You are viewing a plain text version of this content. The canonical link for it is here.
Posted to hdfs-user@hadoop.apache.org by Nitin Goyal <ni...@gmail.com> on 2014/07/04 09:29:31 UTC

In progress edit log from last run not being played in case of a cluster (HA) restart

Hi All,

I am running Hadoop 2.4.0. I am trying to restart my HA cluster but since
there isn't a way to gracefully shutdown the NN (AFAIK), I am running into
a (sort of) race condition. A client has issued a delete command and NN
successfully deletes the requested file (in-progress edit logs across NN &
JNs are updated and DN physically delete the blocks). But before the
current in-progress edit log segment can be closed, the NN is stopped. Now
when the NN is started again, it reads all edit logs from JNs but it does
not consider the last in-progress edit log from the last run. Due to this
NN is expecting more blocks to be reported than what the DNs have.
Unfortunately sometimes this difference can be large enough (considering
dfs.namenode.safemode.threshold-pct) to leave the NN in safemode forever.

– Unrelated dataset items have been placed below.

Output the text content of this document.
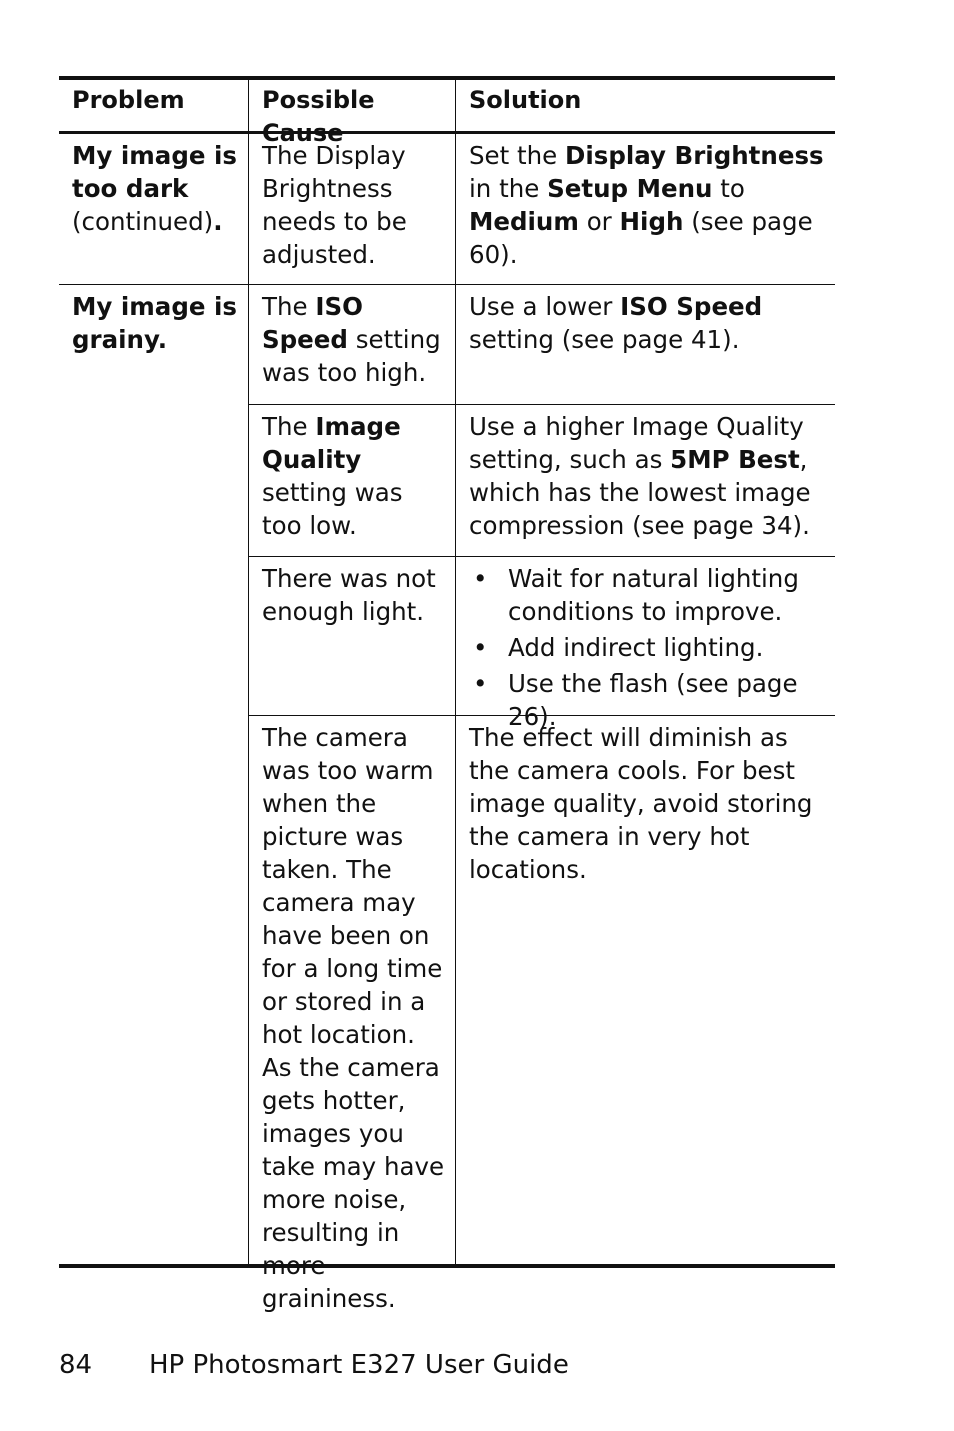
Problem	Possible Cause
Solution
My image is too dark (continued).
The Display Brightness needs to be adjusted.
Set the Display Brightness in the Setup Menu to Medium or High (see page 60).
My image is grainy.
The ISO Speed setting was too high.
Use a lower ISO Speed setting (see page 41).
The Image Quality setting was too low.
Use a higher Image Quality setting, such as 5MP Best, which has the lowest image compression (see page 34).
There was not enough light.
• Wait for natural lighting conditions to improve.
• Add indirect lighting.
• Use the flash (see page 26).
The camera was too warm when the picture was taken. The camera may have been on for a long time or stored in a hot location. As the camera gets hotter, images you take may have more noise, resulting in more graininess.
The effect will diminish as the camera cools. For best image quality, avoid storing the camera in very hot locations.
84 HP Photosmart E327 User Guide
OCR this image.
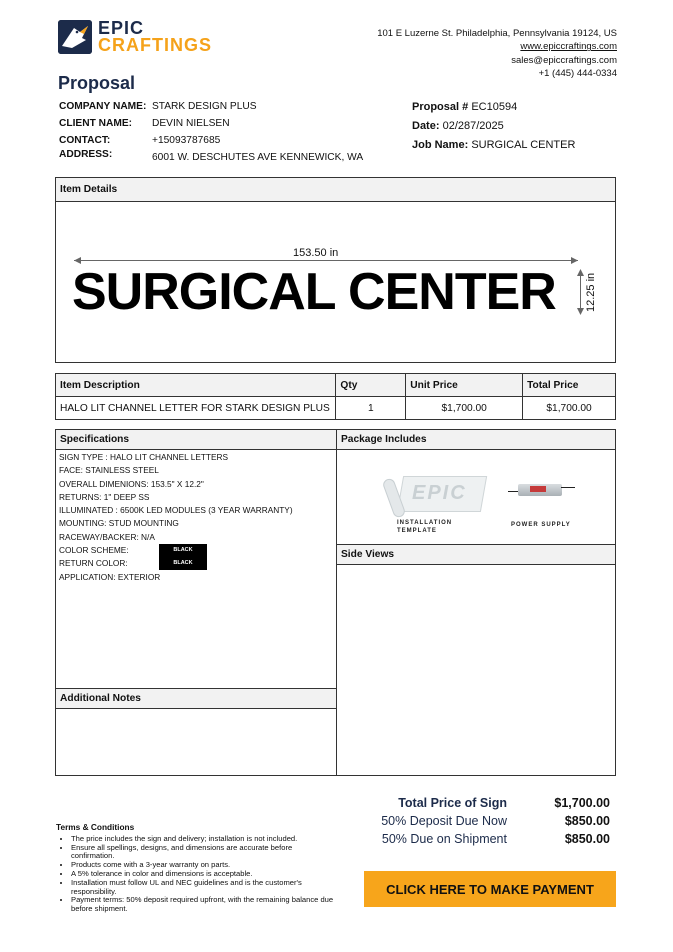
EPIC
CRAFTINGS
101 E Luzerne St. Philadelphia, Pennsylvania 19124, US
www.epiccraftings.com
sales@epiccraftings.com
+1 (445) 444-0334
Proposal
COMPANY NAME: STARK DESIGN PLUS
CLIENT NAME:	DEVIN NIELSEN
CONTACT:	+15093787685
ADDRESS:	6001 W. DESCHUTES AVE KENNEWICK, WA
Proposal # EC10594
Date: 02/287/2025
Job Name: SURGICAL CENTER
Item Details
153.50 in
SURGICAL CENTER	12.25 in
Item Description	Qty	Unit Price	Total Price
HALO LIT CHANNEL LETTER FOR STARK DESIGN PLUS	1	$1,700.00	$1,700.00
Specifications
SIGN TYPE : HALO LIT CHANNEL LETTERS
FACE: STAINLESS STEEL
OVERALL DIMENIONS: 153.5" X 12.2"
RETURNS: 1" DEEP SS
ILLUMINATED : 6500K LED MODULES (3 YEAR WARRANTY)
MOUNTING: STUD MOUNTING
RACEWAY/BACKER: N/A
COLOR SCHEME:	BLACK
RETURN COLOR:	BLACK
APPLICATION: EXTERIOR
Additional Notes
Package Includes
EPIC
INSTALLATION
TEMPLATE
POWER SUPPLY
Side Views
Total Price of Sign	$1,700.00
50% Deposit Due Now	$850.00
50% Due on Shipment	$850.00
Terms & Conditions
• The price includes the sign and delivery; installation is not included.
• Ensure all spellings, designs, and dimensions are accurate before confirmation.
• Products come with a 3-year warranty on parts.
• A 5% tolerance in color and dimensions is acceptable.
• Installation must follow UL and NEC guidelines and is the customer's responsibility.
• Payment terms: 50% deposit required upfront, with the remaining balance due before shipment.
CLICK HERE TO MAKE PAYMENT
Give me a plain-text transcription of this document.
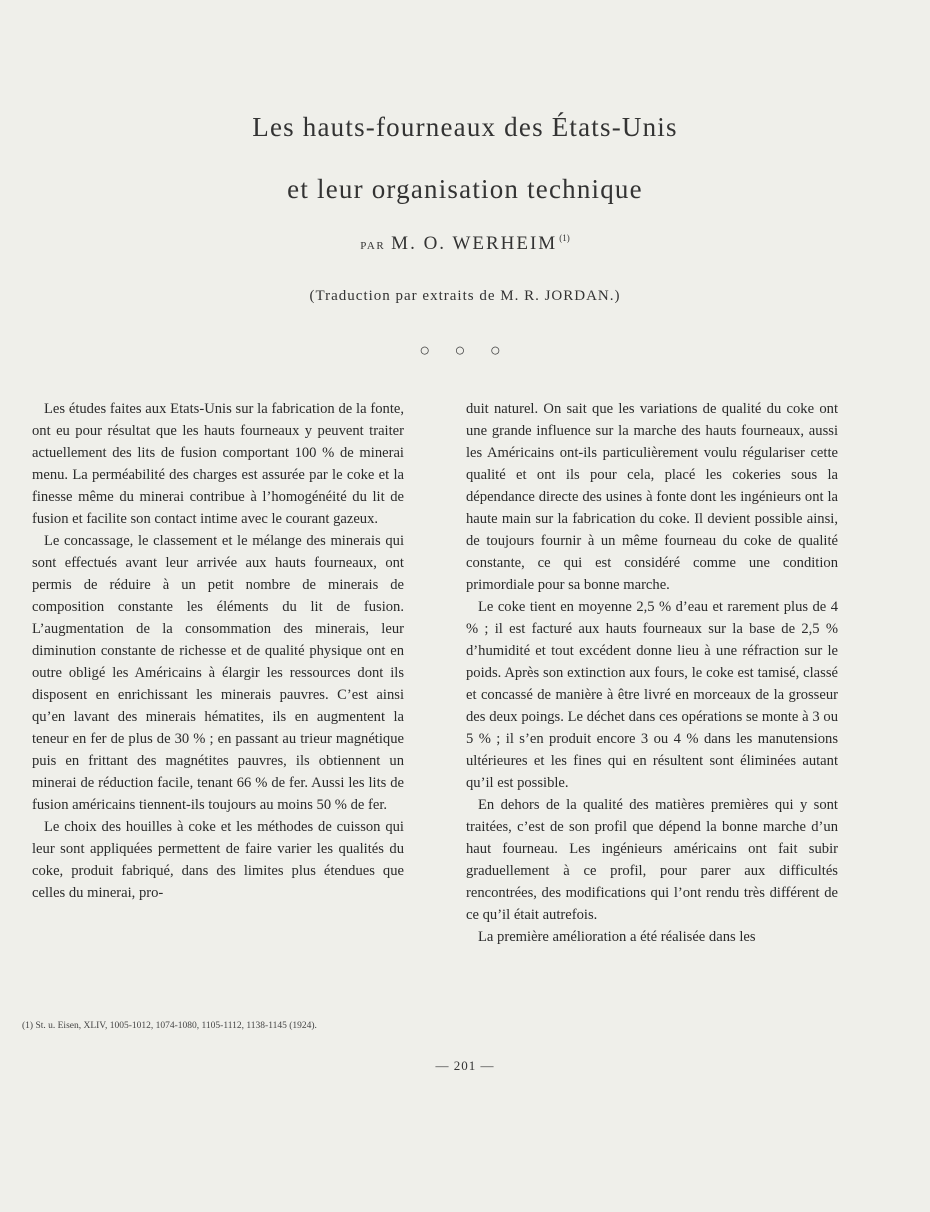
Les hauts-fourneaux des États-Unis
et leur organisation technique
PAR M. O. WERHEIM $^{(1)}$
(Traduction par extraits de M. R. JORDAN.)
○ ○ ○

Les études faites aux Etats-Unis sur la fabrication de la fonte, ont eu pour résultat que les hauts fourneaux y peuvent traiter actuellement des lits de fusion comportant 100 % de minerai menu. La perméabilité des charges est assurée par le coke et la finesse même du minerai contribue à l’homogénéité du lit de fusion et facilite son contact intime avec le courant gazeux.

Le concassage, le classement et le mélange des minerais qui sont effectués avant leur arrivée aux hauts fourneaux, ont permis de réduire à un petit nombre de minerais de composition constante les éléments du lit de fusion. L’augmentation de la consommation des minerais, leur diminution constante de richesse et de qualité physique ont en outre obligé les Américains à élargir les ressources dont ils disposent en enrichissant les minerais pauvres. C’est ainsi qu’en lavant des minerais hématites, ils en augmentent la teneur en fer de plus de 30 % ; en passant au trieur magnétique puis en frittant des magnétites pauvres, ils obtiennent un minerai de réduction facile, tenant 66 % de fer. Aussi les lits de fusion américains tiennent-ils toujours au moins 50 % de fer.

Le choix des houilles à coke et les méthodes de cuisson qui leur sont appliquées permettent de faire varier les qualités du coke, produit fabriqué, dans des limites plus étendues que celles du minerai, pro-

duit naturel. On sait que les variations de qualité du coke ont une grande influence sur la marche des hauts fourneaux, aussi les Américains ont-ils particulièrement voulu régulariser cette qualité et ont ils pour cela, placé les cokeries sous la dépendance directe des usines à fonte dont les ingénieurs ont la haute main sur la fabrication du coke. Il devient possible ainsi, de toujours fournir à un même fourneau du coke de qualité constante, ce qui est considéré comme une condition primordiale pour sa bonne marche.

Le coke tient en moyenne 2,5 % d’eau et rarement plus de 4 % ; il est facturé aux hauts fourneaux sur la base de 2,5 % d’humidité et tout excédent donne lieu à une réfraction sur le poids. Après son extinction aux fours, le coke est tamisé, classé et concassé de manière à être livré en morceaux de la grosseur des deux poings. Le déchet dans ces opérations se monte à 3 ou 5 % ; il s’en produit encore 3 ou 4 % dans les manutensions ultérieures et les fines qui en résultent sont éliminées autant qu’il est possible.

En dehors de la qualité des matières premières qui y sont traitées, c’est de son profil que dépend la bonne marche d’un haut fourneau. Les ingénieurs américains ont fait subir graduellement à ce profil, pour parer aux difficultés rencontrées, des modifications qui l’ont rendu très différent de ce qu’il était autrefois.

La première amélioration a été réalisée dans les

(1) St. u. Eisen, XLIV, 1005-1012, 1074-1080, 1105-1112, 1138-1145 (1924).
— 201 —
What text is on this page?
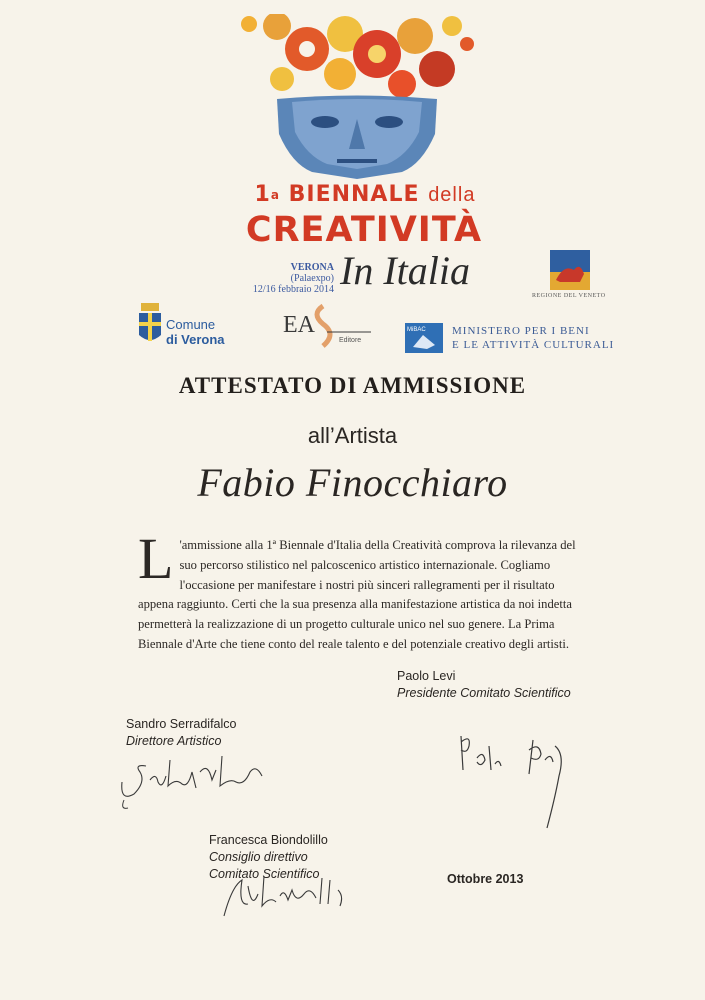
1$^a$ BIENNALE della
CREATIVITÀ
VERONA (Palaexpo)
12/16 febbraio 2014 In Italia
REGIONE DEL VENETO
Comune
di Verona
EA
Editore
MiBAC MINISTERO PER I BENI
E LE ATTIVITÀ CULTURALI
ATTESTATO DI AMMISSIONE
all’Artista
Fabio Finocchiaro
L 'ammissione alla 1ª Biennale d'Italia della Creatività comprova la rilevanza del suo percorso stilistico nel palcoscenico artistico internazionale. Cogliamo l'occasione per manifestare i nostri più sinceri rallegramenti per il risultato appena raggiunto. Certi che la sua presenza alla manifestazione artistica da noi indetta permetterà la realizzazione di un progetto culturale unico nel suo genere. La Prima Biennale d'Arte che tiene conto del reale talento e del potenziale creativo degli artisti.
Paolo Levi
Presidente Comitato Scientifico
Sandro Serradifalco
Direttore Artistico
Francesca Biondolillo
Consiglio direttivo
Comitato Scientifico	Ottobre 2013
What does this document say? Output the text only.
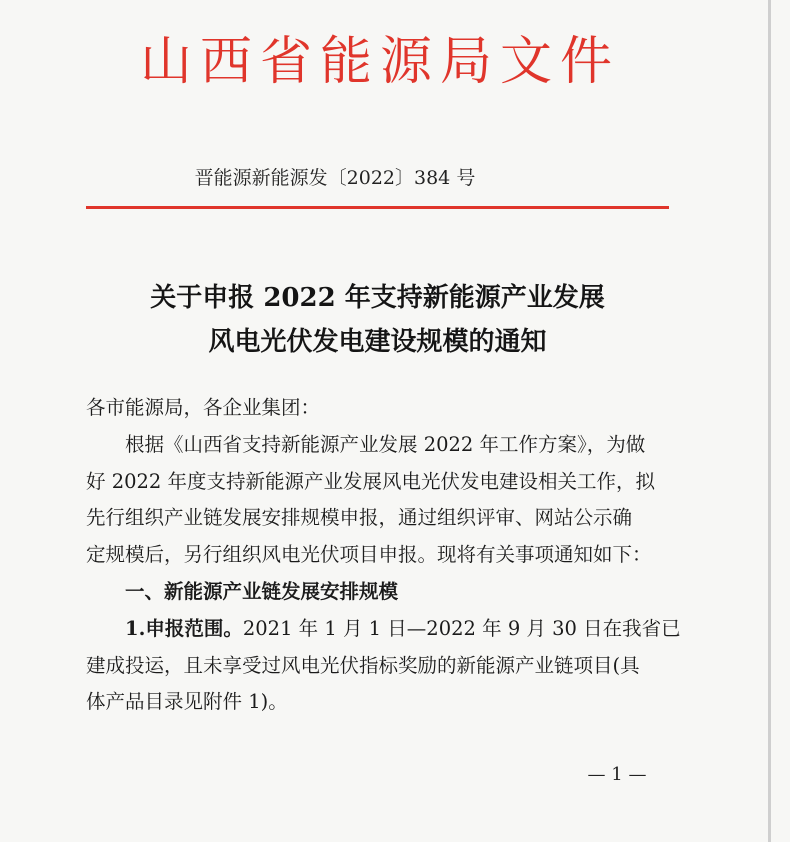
山西省能源局文件
晋能源新能源发〔2022〕384 号
关于申报 2022 年支持新能源产业发展
风电光伏发电建设规模的通知

各市能源局，各企业集团：

根据《山西省支持新能源产业发展 2022 年工作方案》，为做

好 2022 年度支持新能源产业发展风电光伏发电建设相关工作，拟

先行组织产业链发展安排规模申报，通过组织评审、网站公示确

定规模后，另行组织风电光伏项目申报。现将有关事项通知如下：

一、新能源产业链发展安排规模

1.申报范围。2021 年 1 月 1 日—2022 年 9 月 30 日在我省已

建成投运，且未享受过风电光伏指标奖励的新能源产业链项目(具

体产品目录见附件 1)。

— 1 —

This problem is looks to be generic to me. Can someone please confirm if
this is indeed a bug or point out where I may be wrong (either in my
process or understanding).


I modified the NN code to also read the in-progress edit log from JNs and
my problem was resolved. But I am not sure what implications this might
have. Here is the code change I did:

diff --git
a/hadoop-hdfs-project/hadoop-hdfs/src/main/java/org/apache/hadoop/hdfs/server/namenode/FSImage.java
b/hadoop-hdfs-project/hadoop-hdfs/src/main/java/org/apache/hadoop/hdfs/server/namenode/FSImag
index e78153f..b864ec1 100644
---
a/hadoop-hdfs-project/hadoop-hdfs/src/main/java/org/apache/hadoop/hdfs/server/namenode/FSImage.java
+++
b/hadoop-hdfs-project/hadoop-hdfs/src/main/java/org/apache/hadoop/hdfs/server/namenode/FSImage.java
@@ -623,7 +623,7 @@ private boolean loadFSImage(FSNamesystem target,
StartupOption startOpt,
       }
       editStreams = editLog.selectInputStreams(
           imageFiles.get(0).getCheckpointTxId() + 1,
-          toAtLeastTxId, recovery, false);
+          toAtLeastTxId, recovery, true);
     } else {
       editStreams = FSImagePreTransactionalStorageInspector
         .getEditLogStreams(storage);

-- 
Regards
Nitin Goyal